Hammad, a news producer who worked with Abu Akleh for the past 17 years, added: “Shireen was afraid of heights and she couldn’t do lives from our eighth-floor terrace. So, we set up a cable especially for her so that she could stand in the street down below.”
Wajd Waqfi, Al Jazeera’s Washington correspondent who arrived in Ramallah to assist with the news coverage after Abu Akleh’s death, incidentally used the cable a few days ago for a live news bulletin.
“A woman walked up to me, crying and saying: ‘Shireen isn’t dead, she’s right here,’” recalled Waqfi, who was a colleague and friend of Shireen’s for the past decade.
Hammad explained that the so-called “Shireen cable” set up in 2019 in that location was used by no one else, and so the woman rushed to the assumption when she glimpsed Waqfi from the back.

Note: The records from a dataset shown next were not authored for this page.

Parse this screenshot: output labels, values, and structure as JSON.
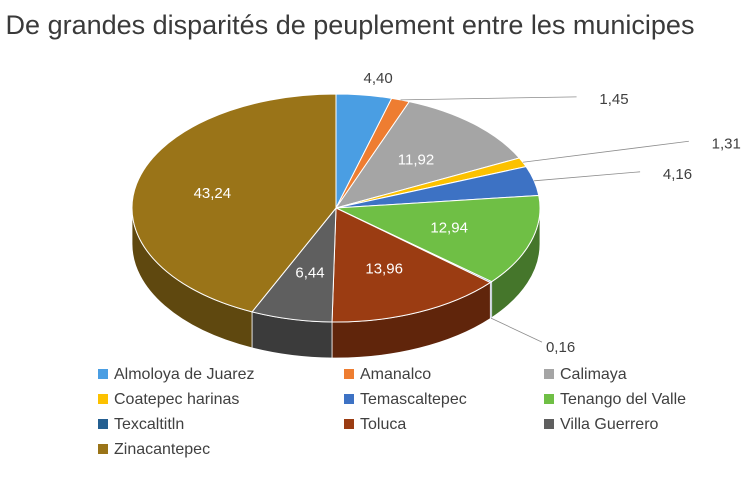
{
  "chart_data": {
    "type": "pie",
    "title": "De grandes disparités de peuplement entre les municipes",
    "categories": [
      "Almoloya de Juarez",
      "Amanalco",
      "Calimaya",
      "Coatepec harinas",
      "Temascaltepec",
      "Tenango del Valle",
      "Texcaltitln",
      "Toluca",
      "Villa Guerrero",
      "Zinacantepec"
    ],
    "values": [
      4.4,
      1.45,
      11.92,
      1.31,
      4.16,
      12.94,
      0.16,
      13.96,
      6.44,
      43.24
    ],
    "value_labels": [
      "4,40",
      "1,45",
      "11,92",
      "1,31",
      "4,16",
      "12,94",
      "0,16",
      "13,96",
      "6,44",
      "43,24"
    ],
    "colors": [
      "#4a9ee3",
      "#ee7d31",
      "#a5a5a5",
      "#fcc100",
      "#3d72c4",
      "#6fbf45",
      "#245f91",
      "#9b3c12",
      "#5f5f5f",
      "#9a7418"
    ],
    "legend_position": "bottom",
    "three_d": true
  }
}
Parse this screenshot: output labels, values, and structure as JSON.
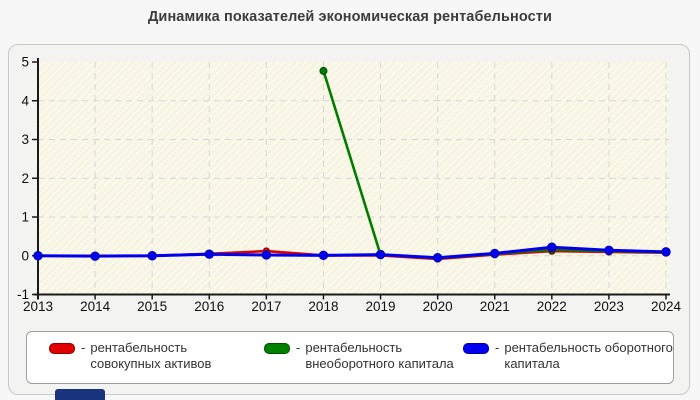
{
  "title": "Динамика показателей экономическая рентабельности",
  "legend": {
    "separator": "-",
    "items": [
      {
        "label": "рентабельность совокупных активов",
        "color": "#e00000"
      },
      {
        "label": "рентабельность внеоборотного капитала",
        "color": "#008000"
      },
      {
        "label": "рентабельность оборотного капитала",
        "color": "#0000f0"
      }
    ]
  },
  "chart_data": {
    "type": "line",
    "x": [
      2013,
      2014,
      2015,
      2016,
      2017,
      2018,
      2019,
      2020,
      2021,
      2022,
      2023,
      2024
    ],
    "series": [
      {
        "name": "рентабельность совокупных активов",
        "color": "#dd0000",
        "edge": "#990000",
        "values": [
          0,
          0,
          0,
          0.05,
          0.12,
          0.01,
          0.01,
          -0.08,
          0.03,
          0.12,
          0.1,
          0.08
        ]
      },
      {
        "name": "рентабельность внеоборотного капитала",
        "color": "#007d00",
        "edge": "#004d00",
        "values": [
          null,
          null,
          null,
          null,
          null,
          4.77,
          0.03,
          -0.06,
          0.05,
          0.16,
          0.12,
          0.09
        ]
      },
      {
        "name": "рентабельность оборотного капитала",
        "color": "#0000ee",
        "edge": "#0000aa",
        "values": [
          0,
          -0.01,
          0,
          0.04,
          0.02,
          0.01,
          0.03,
          -0.05,
          0.06,
          0.22,
          0.14,
          0.1
        ]
      }
    ],
    "ylim": [
      -1,
      5
    ],
    "yticks": [
      -1,
      0,
      1,
      2,
      3,
      4,
      5
    ],
    "grid": true,
    "legend_position": "bottom",
    "plot_background": "#f7f5e2",
    "grid_color": "#d6d6d6",
    "axis_color": "#1a1a1a"
  },
  "footer": {
    "partial_button_color": "#19337f"
  }
}
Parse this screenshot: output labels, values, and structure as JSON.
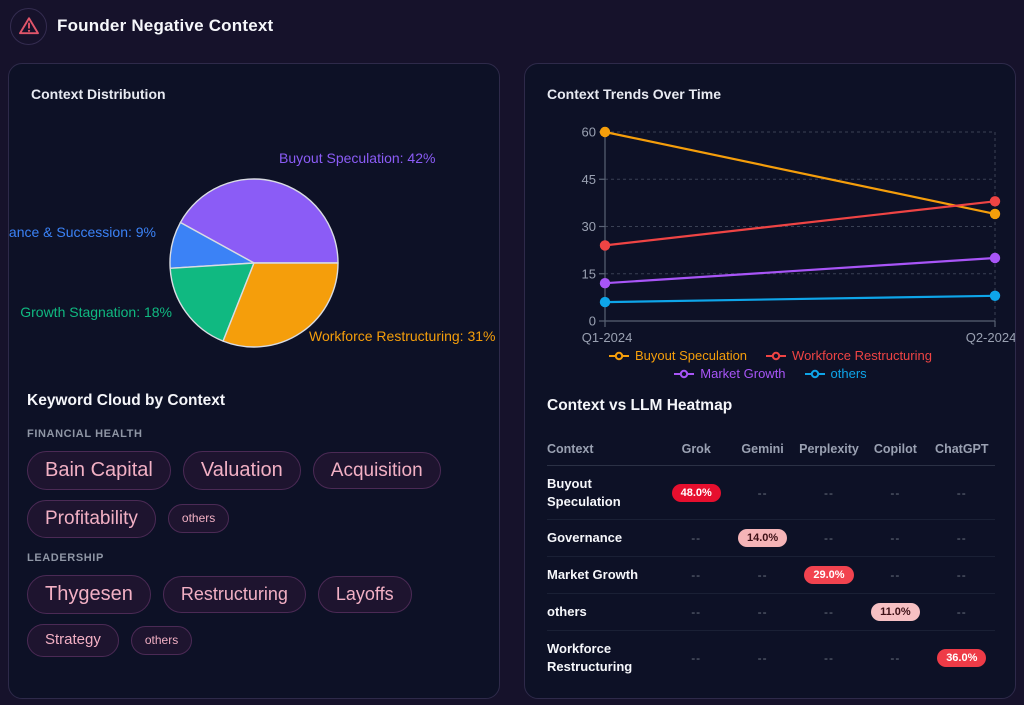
{
  "theme": {
    "page_bg": "#16122b",
    "card_bg": "#0d1126",
    "card_border": "#2e2a4a",
    "warning_icon_color": "#e0556a",
    "muted_text": "#9aa1b2",
    "keyword_pill_text": "#f2b0c4"
  },
  "header": {
    "title": "Founder Negative Context",
    "icon": "warning-triangle-icon"
  },
  "keyword_cloud": {
    "title": "Keyword Cloud by Context",
    "groups": [
      {
        "name": "FINANCIAL HEALTH",
        "keywords": [
          {
            "label": "Bain Capital",
            "size": 20
          },
          {
            "label": "Valuation",
            "size": 20
          },
          {
            "label": "Acquisition",
            "size": 19
          },
          {
            "label": "Profitability",
            "size": 19
          },
          {
            "label": "others",
            "size": 12
          }
        ]
      },
      {
        "name": "LEADERSHIP",
        "keywords": [
          {
            "label": "Thygesen",
            "size": 20
          },
          {
            "label": "Restructuring",
            "size": 18
          },
          {
            "label": "Layoffs",
            "size": 18
          },
          {
            "label": "Strategy",
            "size": 15
          },
          {
            "label": "others",
            "size": 12
          }
        ]
      }
    ]
  },
  "chart_data": [
    {
      "id": "context-distribution",
      "type": "pie",
      "title": "Context Distribution",
      "categories": [
        "Buyout Speculation",
        "Governance & Succession",
        "Growth Stagnation",
        "Workforce Restructuring"
      ],
      "values": [
        42,
        9,
        18,
        31
      ],
      "colors": [
        "#8b5cf6",
        "#3b82f6",
        "#10b981",
        "#f59e0b"
      ],
      "label_format": "{name}: {value}%",
      "start_angle_deg": 0,
      "direction": "counterclockwise",
      "legend_position": "none"
    },
    {
      "id": "context-trends",
      "type": "line",
      "title": "Context Trends Over Time",
      "x": [
        "Q1-2024",
        "Q2-2024"
      ],
      "series": [
        {
          "name": "Buyout Speculation",
          "values": [
            60,
            34
          ],
          "color": "#f59e0b"
        },
        {
          "name": "Workforce Restructuring",
          "values": [
            24,
            38
          ],
          "color": "#ef4444"
        },
        {
          "name": "Market Growth",
          "values": [
            12,
            20
          ],
          "color": "#a855f7"
        },
        {
          "name": "others",
          "values": [
            6,
            8
          ],
          "color": "#0ea5e9"
        }
      ],
      "ylim": [
        0,
        60
      ],
      "yticks": [
        0,
        15,
        30,
        45,
        60
      ],
      "grid": "dashed",
      "legend_position": "bottom"
    },
    {
      "id": "context-llm-heatmap",
      "type": "heatmap",
      "title": "Context vs LLM Heatmap",
      "columns": [
        "Context",
        "Grok",
        "Gemini",
        "Perplexity",
        "Copilot",
        "ChatGPT"
      ],
      "rows": [
        {
          "label": "Buyout Speculation",
          "cells": [
            "48.0%",
            "--",
            "--",
            "--",
            "--"
          ]
        },
        {
          "label": "Governance",
          "cells": [
            "--",
            "14.0%",
            "--",
            "--",
            "--"
          ]
        },
        {
          "label": "Market Growth",
          "cells": [
            "--",
            "--",
            "29.0%",
            "--",
            "--"
          ]
        },
        {
          "label": "others",
          "cells": [
            "--",
            "--",
            "--",
            "11.0%",
            "--"
          ]
        },
        {
          "label": "Workforce Restructuring",
          "cells": [
            "--",
            "--",
            "--",
            "--",
            "36.0%"
          ]
        }
      ],
      "empty_cell": "--",
      "badge_styles": {
        "48.0%": {
          "bg": "#e60f2e",
          "fg": "#ffffff"
        },
        "14.0%": {
          "bg": "#f5b4b7",
          "fg": "#3d1016"
        },
        "29.0%": {
          "bg": "#f2434f",
          "fg": "#ffffff"
        },
        "11.0%": {
          "bg": "#f6c0c3",
          "fg": "#3d1016"
        },
        "36.0%": {
          "bg": "#ee3b47",
          "fg": "#ffffff"
        }
      }
    }
  ]
}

They retold moments of how despite her passion and bravery, she never risked the lives of her team while covering dangerous events.
“Shireen was careful and calculated – never reckless about her life or that of others,” said Hammad. “It’s still a shock how she died.”
As he sat at his desk, he told the story of a pulverised grenade with a picture of Abu Akleh along with Zabaneh and himself printed inside it. He remembered how the photo was taken by another journalist moments before the grenade went off. The photojournalist later picked up the grenade, printed the photo on its inside, and gave it to them as a gift.
“I fought with Shireen to keep it, and I won in the end,” he said, as he looked at it longingly.
Capturing their feelings, Zabaneh said: “Shireen was our voice for more than two decades. She dedicated her life to tell the Palestinian story from a human perspective – she’s always been about details of daily life under occupation. It’s time to raise her voice and do what we can to bring her justice.”